Below are a few transportation innovations to come out of TTI:
How do Crash Cushions Work?
In the late 1960s, TTI transformed an abandoned Air Force base into a vehicle crash test site that is now home to the largest crash test program in the country. One of the many globally adopted innovations to come out of this program was crash cushions.
TTI discovered the need for crash cushions after several single-vehicle accidents occurred at exit ramps where a driver collided with a concrete wall. Crash cushions, also known as impact attenuators, are designed to stop a moving vehicle at a safe distance from the concrete wall to reduce damage to vehicles and motorists during a collision.
Texas originally started using steel drum crash cushions in the late 1960s. Through the 1970s, TTI performed extensive field observations and research to improve the performance and geometry of these early impact attenuators. This early research was a key contributor to defining the value of these important safety features. Because of this, we now have a crash cushion of differing materials, shapes, and configurations that help to make our highway systems safer.
Utilizing HOV Lanes
The City of Houston realized it could not build its way out of congestion following the Sunbelt migration in the 1970s. High occupancy vehicle (HOV) lanes were a little-known concept at the time but Houston METRO and the Texas Department of Transportation (TxDOT) asked Dennis and the team at TTI to investigate the feasibility of implementing HOV lanes across the city to help manage congestion.
As a result of TTI’s research, a contraflow lane project was implemented in 1979 on the North Freeway that borrowed a lane from off-peak direction traffic for busses and vans traveling in the peak direction.
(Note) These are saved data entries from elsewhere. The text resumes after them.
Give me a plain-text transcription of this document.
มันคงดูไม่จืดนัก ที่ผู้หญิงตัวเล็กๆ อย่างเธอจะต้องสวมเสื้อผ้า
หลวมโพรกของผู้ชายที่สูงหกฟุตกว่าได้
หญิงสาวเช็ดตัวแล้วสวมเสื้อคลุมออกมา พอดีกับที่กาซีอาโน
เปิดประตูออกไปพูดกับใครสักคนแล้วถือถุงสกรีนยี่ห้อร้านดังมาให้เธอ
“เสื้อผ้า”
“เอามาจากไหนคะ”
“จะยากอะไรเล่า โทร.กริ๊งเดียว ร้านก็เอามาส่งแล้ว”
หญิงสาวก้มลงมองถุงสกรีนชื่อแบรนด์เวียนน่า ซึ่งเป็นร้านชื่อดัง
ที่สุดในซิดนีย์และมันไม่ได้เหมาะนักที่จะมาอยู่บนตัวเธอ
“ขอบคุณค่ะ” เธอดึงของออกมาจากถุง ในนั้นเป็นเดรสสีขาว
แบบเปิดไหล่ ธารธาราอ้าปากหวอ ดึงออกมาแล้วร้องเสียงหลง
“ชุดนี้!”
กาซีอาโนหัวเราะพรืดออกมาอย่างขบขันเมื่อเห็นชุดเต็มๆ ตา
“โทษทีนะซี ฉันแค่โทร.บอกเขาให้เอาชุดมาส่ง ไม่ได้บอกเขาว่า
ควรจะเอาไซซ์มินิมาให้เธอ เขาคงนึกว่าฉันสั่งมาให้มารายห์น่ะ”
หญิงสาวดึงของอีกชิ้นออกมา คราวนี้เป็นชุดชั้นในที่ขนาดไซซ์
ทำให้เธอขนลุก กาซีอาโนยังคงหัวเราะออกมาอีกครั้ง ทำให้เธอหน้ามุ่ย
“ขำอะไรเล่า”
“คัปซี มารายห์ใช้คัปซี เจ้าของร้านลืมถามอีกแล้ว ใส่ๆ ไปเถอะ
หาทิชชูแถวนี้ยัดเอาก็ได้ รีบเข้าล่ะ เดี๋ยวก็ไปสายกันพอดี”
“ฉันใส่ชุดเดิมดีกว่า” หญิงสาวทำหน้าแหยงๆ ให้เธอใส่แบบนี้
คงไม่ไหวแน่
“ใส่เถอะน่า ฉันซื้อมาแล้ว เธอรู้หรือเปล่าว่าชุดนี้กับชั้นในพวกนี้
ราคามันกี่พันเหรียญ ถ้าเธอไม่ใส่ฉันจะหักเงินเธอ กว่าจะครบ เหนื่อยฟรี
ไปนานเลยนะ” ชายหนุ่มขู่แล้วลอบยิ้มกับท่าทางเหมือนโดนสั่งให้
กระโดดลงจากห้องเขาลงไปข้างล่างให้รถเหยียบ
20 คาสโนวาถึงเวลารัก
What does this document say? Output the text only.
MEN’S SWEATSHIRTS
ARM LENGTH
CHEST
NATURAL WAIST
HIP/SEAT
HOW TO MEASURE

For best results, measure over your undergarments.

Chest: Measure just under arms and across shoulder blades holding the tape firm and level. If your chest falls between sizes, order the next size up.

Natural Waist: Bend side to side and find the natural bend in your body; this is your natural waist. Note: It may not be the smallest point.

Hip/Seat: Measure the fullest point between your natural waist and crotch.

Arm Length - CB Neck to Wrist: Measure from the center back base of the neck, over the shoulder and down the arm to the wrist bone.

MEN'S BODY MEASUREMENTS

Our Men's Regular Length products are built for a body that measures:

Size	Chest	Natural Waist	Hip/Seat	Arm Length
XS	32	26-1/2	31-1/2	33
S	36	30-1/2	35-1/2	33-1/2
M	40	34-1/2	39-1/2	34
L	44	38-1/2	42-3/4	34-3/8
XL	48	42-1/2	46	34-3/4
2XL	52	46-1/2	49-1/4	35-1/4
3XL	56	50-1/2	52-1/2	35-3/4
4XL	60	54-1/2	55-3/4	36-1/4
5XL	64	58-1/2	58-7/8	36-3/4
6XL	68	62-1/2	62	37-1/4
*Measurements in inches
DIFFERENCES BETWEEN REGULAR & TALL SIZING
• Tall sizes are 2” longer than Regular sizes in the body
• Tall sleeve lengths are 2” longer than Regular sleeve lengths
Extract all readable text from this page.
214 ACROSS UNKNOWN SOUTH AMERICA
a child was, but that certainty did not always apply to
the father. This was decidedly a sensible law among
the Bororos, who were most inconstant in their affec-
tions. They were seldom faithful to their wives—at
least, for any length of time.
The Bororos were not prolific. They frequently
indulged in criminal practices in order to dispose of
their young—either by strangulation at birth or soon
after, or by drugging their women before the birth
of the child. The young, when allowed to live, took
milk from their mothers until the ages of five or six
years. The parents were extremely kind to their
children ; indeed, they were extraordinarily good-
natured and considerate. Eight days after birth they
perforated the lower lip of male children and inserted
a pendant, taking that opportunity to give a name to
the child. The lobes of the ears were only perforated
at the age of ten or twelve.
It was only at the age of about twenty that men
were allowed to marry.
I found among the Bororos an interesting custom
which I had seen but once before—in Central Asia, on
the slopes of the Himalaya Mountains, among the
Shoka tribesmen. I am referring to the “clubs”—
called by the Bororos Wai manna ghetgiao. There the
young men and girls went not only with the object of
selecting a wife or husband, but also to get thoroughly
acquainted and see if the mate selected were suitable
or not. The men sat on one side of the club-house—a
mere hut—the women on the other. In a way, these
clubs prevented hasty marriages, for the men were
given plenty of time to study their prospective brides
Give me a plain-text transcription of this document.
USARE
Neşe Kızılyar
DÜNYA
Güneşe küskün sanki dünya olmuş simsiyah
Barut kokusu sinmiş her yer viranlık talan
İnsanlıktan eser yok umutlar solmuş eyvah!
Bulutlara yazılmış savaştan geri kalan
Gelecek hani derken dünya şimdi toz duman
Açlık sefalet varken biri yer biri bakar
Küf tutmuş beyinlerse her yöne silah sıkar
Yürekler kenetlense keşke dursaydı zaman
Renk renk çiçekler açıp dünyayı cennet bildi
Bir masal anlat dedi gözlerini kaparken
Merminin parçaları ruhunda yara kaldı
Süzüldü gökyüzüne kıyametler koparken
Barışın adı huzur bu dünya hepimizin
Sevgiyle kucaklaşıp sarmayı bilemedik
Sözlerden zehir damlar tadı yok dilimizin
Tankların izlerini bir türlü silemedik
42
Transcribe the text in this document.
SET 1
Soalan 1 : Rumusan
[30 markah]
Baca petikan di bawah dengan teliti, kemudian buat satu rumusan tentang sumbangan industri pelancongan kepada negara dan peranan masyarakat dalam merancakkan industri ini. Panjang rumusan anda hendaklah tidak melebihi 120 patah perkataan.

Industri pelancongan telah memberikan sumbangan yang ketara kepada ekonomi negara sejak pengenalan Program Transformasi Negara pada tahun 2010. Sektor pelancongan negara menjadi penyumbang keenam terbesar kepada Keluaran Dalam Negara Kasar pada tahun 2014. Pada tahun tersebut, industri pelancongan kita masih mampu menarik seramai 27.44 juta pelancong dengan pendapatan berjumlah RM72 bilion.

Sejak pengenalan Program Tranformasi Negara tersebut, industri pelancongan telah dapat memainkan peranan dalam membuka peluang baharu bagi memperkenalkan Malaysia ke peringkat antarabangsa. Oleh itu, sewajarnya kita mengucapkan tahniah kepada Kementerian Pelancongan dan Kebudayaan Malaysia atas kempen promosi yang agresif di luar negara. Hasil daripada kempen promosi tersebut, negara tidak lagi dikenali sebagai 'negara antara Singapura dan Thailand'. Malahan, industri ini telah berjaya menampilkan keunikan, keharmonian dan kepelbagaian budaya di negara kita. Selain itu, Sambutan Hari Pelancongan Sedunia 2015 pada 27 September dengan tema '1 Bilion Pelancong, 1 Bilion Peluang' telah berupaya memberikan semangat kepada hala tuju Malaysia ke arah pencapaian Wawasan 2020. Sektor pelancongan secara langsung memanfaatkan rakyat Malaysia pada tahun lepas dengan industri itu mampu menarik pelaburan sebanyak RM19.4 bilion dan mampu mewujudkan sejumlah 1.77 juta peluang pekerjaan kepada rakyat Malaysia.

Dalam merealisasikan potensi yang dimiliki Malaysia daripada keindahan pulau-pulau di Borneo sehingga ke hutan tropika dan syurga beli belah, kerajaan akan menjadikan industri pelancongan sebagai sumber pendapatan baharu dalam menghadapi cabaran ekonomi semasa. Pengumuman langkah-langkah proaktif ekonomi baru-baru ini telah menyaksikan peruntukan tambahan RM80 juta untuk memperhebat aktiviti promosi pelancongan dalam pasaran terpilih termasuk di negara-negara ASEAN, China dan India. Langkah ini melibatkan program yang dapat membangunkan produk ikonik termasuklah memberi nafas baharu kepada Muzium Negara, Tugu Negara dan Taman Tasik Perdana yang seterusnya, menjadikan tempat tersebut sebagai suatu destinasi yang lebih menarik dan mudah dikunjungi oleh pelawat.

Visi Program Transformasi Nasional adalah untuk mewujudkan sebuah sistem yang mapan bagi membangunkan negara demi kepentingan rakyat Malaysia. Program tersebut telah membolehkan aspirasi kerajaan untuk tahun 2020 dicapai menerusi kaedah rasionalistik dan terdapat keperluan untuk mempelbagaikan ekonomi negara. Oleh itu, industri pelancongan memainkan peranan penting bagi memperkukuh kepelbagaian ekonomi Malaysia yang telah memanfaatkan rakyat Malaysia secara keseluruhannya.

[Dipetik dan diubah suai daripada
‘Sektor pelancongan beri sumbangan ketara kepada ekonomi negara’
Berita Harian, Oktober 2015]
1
The project was a success and led to a large-scale commitment to HOV lanes in Houston. Now, Houston’s HOV lanes represent the most extensive network of barrier-separated HOV lanes in the United States.
Saving Lives with the ET-2000 Guardrail
The ET-2000 guardrail end treatment is one of the most widely adopted and lifesaving innovations to come out of TTI. Most drivers have seen the yellow and black striped endcap device on guardrails and not given them a second thought, but the patented design has saved the lives of drivers across the world.
Safety researchers designed the ET-2000 guardrail end treatment to absorb the kinetic energy from a vehicle upon impact. When a vehicle hits a guardrail’s end cap, it curls up and dissipates the forward momentum of the colliding vehicle. The technology performed flawlessly during its first real collision in 1991 – leading the Federal Highway Administration (FHWA) to approve and use the safety innovation on all federal-aid construction and reconstruction projects for freeways and major roadways across the United States.